I.2 A close examination of future flow securitization is timely in the present context of reduced investor confidence in developing countries. Following a series of financial crises---Mexico in late 1994, East Asia in the second half of 1997, Russia in August 1998, and Brazil at the beginning of 1999---private debt and equity capital flows to developing countries have declined from $151 billion in 1996 to $134 billion in 1997,$97 billion in 1998 and $47 billion in 1999, and the near-term prospects do not look promising (World Bank 2000).
I.3 Securitization transactions can be classified according to whether these are rated or not rated by major credit rating agencies, and within each of these categories,according to whether they involve existing assets or future receivables. This study focuses on rated transactions largely because of the availability of information. It is hard to obtain information on unrated securities issued by developing cou
论文范文http://www.chuibin.com/ ntry entities which are typically underwritten by commercial banks that either keep them on their own books or distribute them through private placement.

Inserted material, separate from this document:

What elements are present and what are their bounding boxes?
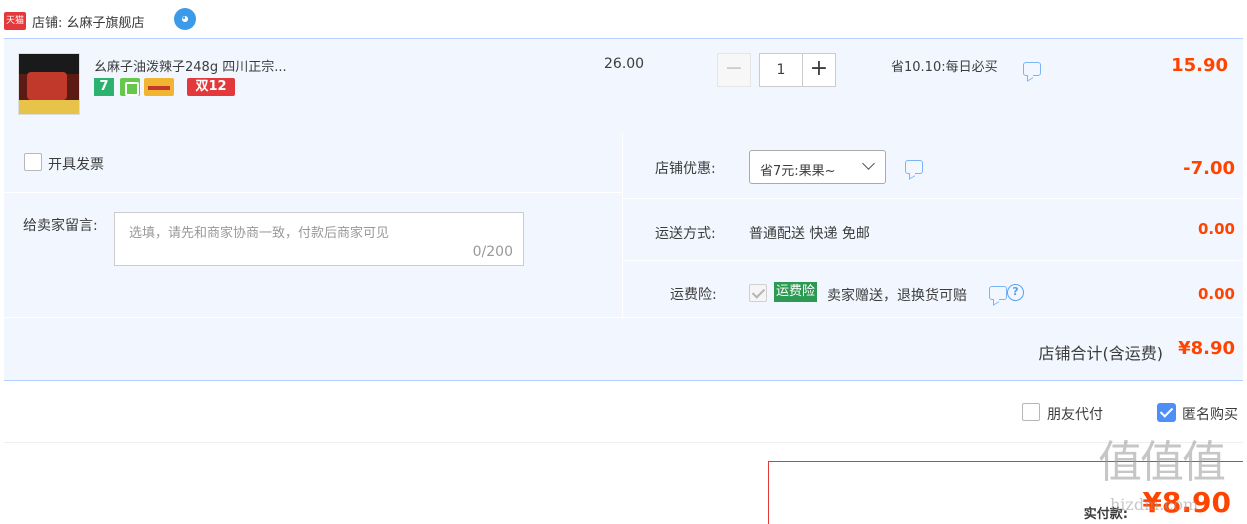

I.3.1 Rated transactions possess several advantages over unrated deals.For instance, the achievement of a better credit rating than the sovereign ceiling allows issuers to raise funding at lower cost (spread) and longer maturity.In particular,achieving an investment grade credit rating for a transaction makes it attractive to a wider class of investors. Insurance companies, for instance, face basket limitations on how much of unrated debt they can hold, and hence prefer rated transactions. They are the principal source of demand for debt backed by future flow assets.However,rated transactions also involve some costs by requiring over-collateralization (to improve credit rating), larger transaction costs and longer lead times, and more extensive disclosure of financial information.
I.4 This study focuses largely on transactions backed by future receivables originated by developing country entities .This is because a) over three-quarter of securitized transactions from developing countries (in nominal dollar terms) have involved future flows; and b) compared to existing asset securitization, future flow securitizations are capable of making more capital available to developing country entities during periods of liquidity scarcity.

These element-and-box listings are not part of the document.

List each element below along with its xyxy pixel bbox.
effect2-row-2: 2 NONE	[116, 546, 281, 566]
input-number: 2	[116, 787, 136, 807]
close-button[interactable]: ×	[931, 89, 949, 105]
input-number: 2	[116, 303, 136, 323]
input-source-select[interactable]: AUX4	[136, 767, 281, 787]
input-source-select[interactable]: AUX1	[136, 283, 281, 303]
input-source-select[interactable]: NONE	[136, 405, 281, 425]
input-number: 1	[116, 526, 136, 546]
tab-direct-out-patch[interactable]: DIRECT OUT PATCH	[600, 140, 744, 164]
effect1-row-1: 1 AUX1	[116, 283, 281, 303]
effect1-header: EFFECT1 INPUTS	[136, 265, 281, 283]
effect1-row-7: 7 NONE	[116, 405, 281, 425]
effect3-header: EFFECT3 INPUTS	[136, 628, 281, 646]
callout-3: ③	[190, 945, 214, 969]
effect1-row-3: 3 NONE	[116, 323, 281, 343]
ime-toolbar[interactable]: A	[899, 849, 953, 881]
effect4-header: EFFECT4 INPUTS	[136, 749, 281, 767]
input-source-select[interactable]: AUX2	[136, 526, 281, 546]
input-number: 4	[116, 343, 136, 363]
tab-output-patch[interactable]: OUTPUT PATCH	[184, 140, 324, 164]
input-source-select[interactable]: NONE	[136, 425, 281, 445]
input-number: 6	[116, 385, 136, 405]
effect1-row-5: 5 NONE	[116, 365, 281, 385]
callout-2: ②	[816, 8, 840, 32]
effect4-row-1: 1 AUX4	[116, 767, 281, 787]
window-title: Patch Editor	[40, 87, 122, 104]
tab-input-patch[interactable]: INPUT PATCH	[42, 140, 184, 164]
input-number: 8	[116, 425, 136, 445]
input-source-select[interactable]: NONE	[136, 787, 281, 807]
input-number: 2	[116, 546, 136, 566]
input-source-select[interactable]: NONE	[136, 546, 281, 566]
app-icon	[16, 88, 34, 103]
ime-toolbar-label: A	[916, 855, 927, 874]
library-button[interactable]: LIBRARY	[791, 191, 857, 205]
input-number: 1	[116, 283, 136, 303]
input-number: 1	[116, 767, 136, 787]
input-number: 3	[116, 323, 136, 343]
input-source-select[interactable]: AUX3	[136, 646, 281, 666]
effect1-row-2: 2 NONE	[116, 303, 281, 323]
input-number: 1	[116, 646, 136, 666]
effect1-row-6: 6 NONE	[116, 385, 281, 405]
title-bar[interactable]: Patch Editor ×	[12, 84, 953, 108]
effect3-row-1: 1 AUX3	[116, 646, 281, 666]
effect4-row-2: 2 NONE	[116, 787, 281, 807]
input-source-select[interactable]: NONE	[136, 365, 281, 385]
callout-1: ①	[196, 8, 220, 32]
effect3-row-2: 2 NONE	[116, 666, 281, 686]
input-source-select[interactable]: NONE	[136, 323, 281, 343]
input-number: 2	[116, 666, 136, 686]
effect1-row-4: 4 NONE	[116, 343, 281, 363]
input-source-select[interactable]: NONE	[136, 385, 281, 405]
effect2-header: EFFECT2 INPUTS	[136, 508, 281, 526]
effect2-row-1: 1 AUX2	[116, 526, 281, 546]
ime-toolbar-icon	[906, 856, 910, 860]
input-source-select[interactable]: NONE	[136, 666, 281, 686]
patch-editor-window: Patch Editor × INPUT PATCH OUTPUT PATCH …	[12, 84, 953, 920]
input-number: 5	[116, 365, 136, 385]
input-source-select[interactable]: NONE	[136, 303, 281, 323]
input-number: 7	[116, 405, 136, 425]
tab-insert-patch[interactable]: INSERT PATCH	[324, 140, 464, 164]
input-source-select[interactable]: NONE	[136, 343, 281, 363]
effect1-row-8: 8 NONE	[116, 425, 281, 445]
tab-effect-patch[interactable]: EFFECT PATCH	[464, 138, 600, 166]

I.5 The study relies on extensive interviews with investment bankers, professionals at credit rating agencies, lawyers specializing in securitization transactions, and analysts at insurance companies who provide complete or partial insurance against various risks associated with such transactions.
I.6 The main findings of this research report are:
1. Securitization of future flow and existing receivables can provide a way of raising development finance for many low and particularly middle-income countries,especially during times of low liquidity and heightened perception of sovereign risk.Future flow securitization is a foul-weather friend for investment grade entities in below investment grade countries.